The method only forms the output signal y for the part of the fixed beam with dominant noise component in the original signal_s(l, k) computational noise canceller w₀(l, k) performing filtering processing, wherein the final output signal s (l, k) after filtering is as follows:

s(l,k)= y_s(l,k)- w₀(l,k) * u(l,k)

partial fixed beam forming output signal y dominated by speech component in original signal_s(l, k) without filtering, the final output signal s (l, k) is:

s(l,k)= y_s(l,k)

and consequently also does not have to calculate the noise canceller w₀(l, k), can reduce the computational power, is more favorable to the real-time processing of the signal. In this way, the part of the fixed beam forming output signal y that is dominated by the noise component in the original signal is formed_s(l, k) is filtered to reduce noise and improve signal-to-noise ratio, and the output signal y is formed by partial fixed beam with dominant voice component in the original signal_sAnd (l, k) filtering processing is not carried out, so that the problem of distortion of the final output voice signal s (l, k) caused by voice leakage caused by multipath effect can be effectively reduced. The method thus allows for reduced computational effort and reduced noise residual in the output signal without increasing distortion.

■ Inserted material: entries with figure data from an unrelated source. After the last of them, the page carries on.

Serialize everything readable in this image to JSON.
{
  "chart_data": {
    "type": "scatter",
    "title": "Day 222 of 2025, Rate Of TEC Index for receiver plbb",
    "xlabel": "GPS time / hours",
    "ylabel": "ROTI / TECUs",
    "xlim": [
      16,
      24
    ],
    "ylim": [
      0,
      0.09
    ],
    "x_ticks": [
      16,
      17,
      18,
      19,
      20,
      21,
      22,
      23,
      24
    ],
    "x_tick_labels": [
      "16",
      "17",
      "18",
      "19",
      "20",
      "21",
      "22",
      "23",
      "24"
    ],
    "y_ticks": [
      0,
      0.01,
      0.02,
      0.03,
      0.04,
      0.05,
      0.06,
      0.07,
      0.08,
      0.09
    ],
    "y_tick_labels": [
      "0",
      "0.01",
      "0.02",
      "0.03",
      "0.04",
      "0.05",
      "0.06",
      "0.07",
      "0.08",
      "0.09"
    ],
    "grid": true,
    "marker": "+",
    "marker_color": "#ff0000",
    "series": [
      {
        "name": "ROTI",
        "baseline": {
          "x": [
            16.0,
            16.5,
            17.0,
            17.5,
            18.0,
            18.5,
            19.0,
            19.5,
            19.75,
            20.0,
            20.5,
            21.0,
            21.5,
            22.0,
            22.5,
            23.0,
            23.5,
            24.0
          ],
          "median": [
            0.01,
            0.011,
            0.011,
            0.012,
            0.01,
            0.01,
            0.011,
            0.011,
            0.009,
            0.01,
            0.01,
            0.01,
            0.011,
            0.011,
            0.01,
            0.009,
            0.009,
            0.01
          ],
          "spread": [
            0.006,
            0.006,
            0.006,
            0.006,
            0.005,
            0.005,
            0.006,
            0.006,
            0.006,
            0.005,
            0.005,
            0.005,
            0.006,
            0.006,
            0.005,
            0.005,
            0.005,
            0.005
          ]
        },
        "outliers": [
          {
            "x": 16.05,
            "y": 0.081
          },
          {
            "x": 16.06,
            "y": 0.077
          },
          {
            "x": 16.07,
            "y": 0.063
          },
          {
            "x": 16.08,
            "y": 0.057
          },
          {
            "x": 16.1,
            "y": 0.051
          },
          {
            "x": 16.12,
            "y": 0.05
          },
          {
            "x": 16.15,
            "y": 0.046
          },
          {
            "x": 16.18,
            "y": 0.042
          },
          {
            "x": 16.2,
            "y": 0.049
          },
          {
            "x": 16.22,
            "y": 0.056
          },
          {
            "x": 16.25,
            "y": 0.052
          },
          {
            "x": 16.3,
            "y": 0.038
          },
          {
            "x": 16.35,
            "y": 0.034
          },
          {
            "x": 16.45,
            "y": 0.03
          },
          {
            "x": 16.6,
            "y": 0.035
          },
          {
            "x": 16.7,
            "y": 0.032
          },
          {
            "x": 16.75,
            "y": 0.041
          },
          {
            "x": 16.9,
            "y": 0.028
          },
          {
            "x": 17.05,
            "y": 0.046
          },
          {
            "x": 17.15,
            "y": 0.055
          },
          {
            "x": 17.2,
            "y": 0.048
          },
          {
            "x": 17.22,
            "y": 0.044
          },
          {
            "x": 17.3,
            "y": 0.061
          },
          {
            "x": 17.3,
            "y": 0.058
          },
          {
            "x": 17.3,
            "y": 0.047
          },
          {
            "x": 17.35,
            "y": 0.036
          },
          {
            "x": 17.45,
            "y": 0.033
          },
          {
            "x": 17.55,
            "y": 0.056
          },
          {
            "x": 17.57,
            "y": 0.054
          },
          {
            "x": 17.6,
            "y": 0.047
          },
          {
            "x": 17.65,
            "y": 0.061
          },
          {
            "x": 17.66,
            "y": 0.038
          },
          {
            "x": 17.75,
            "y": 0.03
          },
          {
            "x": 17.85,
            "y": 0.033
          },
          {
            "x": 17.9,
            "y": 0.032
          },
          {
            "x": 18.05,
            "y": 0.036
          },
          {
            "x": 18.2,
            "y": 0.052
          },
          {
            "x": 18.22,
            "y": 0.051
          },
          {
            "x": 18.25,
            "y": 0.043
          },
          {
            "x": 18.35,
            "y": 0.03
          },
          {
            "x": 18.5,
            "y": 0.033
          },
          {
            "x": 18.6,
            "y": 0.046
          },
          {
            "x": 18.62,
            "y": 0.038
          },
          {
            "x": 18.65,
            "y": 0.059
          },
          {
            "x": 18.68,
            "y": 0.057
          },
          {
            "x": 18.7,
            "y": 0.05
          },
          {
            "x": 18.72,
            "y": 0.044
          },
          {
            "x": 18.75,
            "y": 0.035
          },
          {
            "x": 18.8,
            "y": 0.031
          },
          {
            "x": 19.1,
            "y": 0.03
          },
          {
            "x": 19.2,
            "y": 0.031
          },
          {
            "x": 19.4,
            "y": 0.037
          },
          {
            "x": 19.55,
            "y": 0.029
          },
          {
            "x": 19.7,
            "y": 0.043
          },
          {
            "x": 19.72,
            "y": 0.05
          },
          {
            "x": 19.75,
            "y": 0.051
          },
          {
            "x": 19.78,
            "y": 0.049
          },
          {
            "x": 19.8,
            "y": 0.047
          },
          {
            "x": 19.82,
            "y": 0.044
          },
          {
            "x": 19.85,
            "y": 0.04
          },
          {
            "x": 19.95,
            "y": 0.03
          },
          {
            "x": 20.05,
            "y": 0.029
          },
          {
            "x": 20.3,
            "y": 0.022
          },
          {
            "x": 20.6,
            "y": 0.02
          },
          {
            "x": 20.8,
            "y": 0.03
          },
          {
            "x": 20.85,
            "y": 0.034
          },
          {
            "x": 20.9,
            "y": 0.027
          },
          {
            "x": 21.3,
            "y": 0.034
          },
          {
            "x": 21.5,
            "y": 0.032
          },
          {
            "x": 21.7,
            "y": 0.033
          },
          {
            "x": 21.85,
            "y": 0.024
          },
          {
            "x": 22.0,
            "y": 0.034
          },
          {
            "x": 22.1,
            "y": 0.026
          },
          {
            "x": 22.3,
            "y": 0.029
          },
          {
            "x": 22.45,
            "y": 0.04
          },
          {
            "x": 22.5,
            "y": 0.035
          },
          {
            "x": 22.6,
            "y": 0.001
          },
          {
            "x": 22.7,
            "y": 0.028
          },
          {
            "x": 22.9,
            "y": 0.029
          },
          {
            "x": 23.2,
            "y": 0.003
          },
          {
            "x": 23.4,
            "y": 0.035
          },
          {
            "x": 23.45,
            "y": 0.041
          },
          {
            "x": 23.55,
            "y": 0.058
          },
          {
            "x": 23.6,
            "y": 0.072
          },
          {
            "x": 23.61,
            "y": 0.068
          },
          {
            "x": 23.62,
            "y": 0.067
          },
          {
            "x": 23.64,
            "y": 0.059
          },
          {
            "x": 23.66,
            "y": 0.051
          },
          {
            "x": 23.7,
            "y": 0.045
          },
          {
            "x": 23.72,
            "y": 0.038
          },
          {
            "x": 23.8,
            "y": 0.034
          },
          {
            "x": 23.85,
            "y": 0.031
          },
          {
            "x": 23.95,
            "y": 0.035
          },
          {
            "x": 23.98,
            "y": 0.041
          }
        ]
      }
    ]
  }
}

Fig. 1 shows a specific flow diagram of the method of the present invention, fig. 2 shows a comparison graph of the frequency spectrums processed by the conventional GSC method and the method of the present invention, the upper part (a1) of fig. 2 is the frequency spectrum processed by the conventional GSC method, and the lower part (a2) is the frequency spectrum processed by the method, and it can be seen from fig. 2 that the lower voice signal has more white reserved part, indicating less distortion; fig. 3 shows a comparison graph of waveforms processed by the conventional GSC method and the present method, where the upper part (A3) of fig. 3 is a waveform processed by the conventional GSC method, and the lower part (a4) is a waveform processed by the present method, and it can be seen from fig. 3 that the amplitude of the lower speech is larger, indicating that the processing effect is better, and the subsequent speech recognition is more facilitated.

The foregoing is directed to preferred embodiments of the present invention, wherein the preferred embodiments are not obviously contradictory or subject to any particular embodiment, and any combination of the preferred embodiments may be combined in any overlapping manner, and the specific parameters in the embodiments and examples are only for the purpose of clearly illustrating the inventor's invention verification process and are not intended to limit the scope of the invention, which is defined by the claims and the equivalent structural changes made by the description and drawings of the present invention are also intended to be included in the scope of the present invention.

Claims

1. A speech enhancement method based on deep learning assisted RLS filtering processing is characterized by comprising the following steps:

2. The method of speech enhancement based on deep learning assisted RLS filtering process of claim 1 wherein the noise canceller w₀(l, k) forming the output signal y from the fixed beam_s(l, k) and the noise estimation signal u (l, k) are calculated by using an RLS algorithm, and the calculation is as follows:

the final output signal s (l, k) after filtering is:

s(l,k)= y_s(l,k)- w₀(l,k) * u(l,k)。

3. the speech enhancement method based on deep learning assisted RLS filtering process of claim 1, wherein the GRU-Mask network is composed of a preprocessing layer, a speech spectrum estimator, a noise spectrum estimator, a gain simulator;

wherein the pretreatment layer consists of 1 full-connection layer; the voice spectrum estimator consists of 2 GRU layers; the noise spectrum estimator is composed of 1 GRU layer; the gain simulator is composed of 1 GRU layer and 1 fully-connected layer.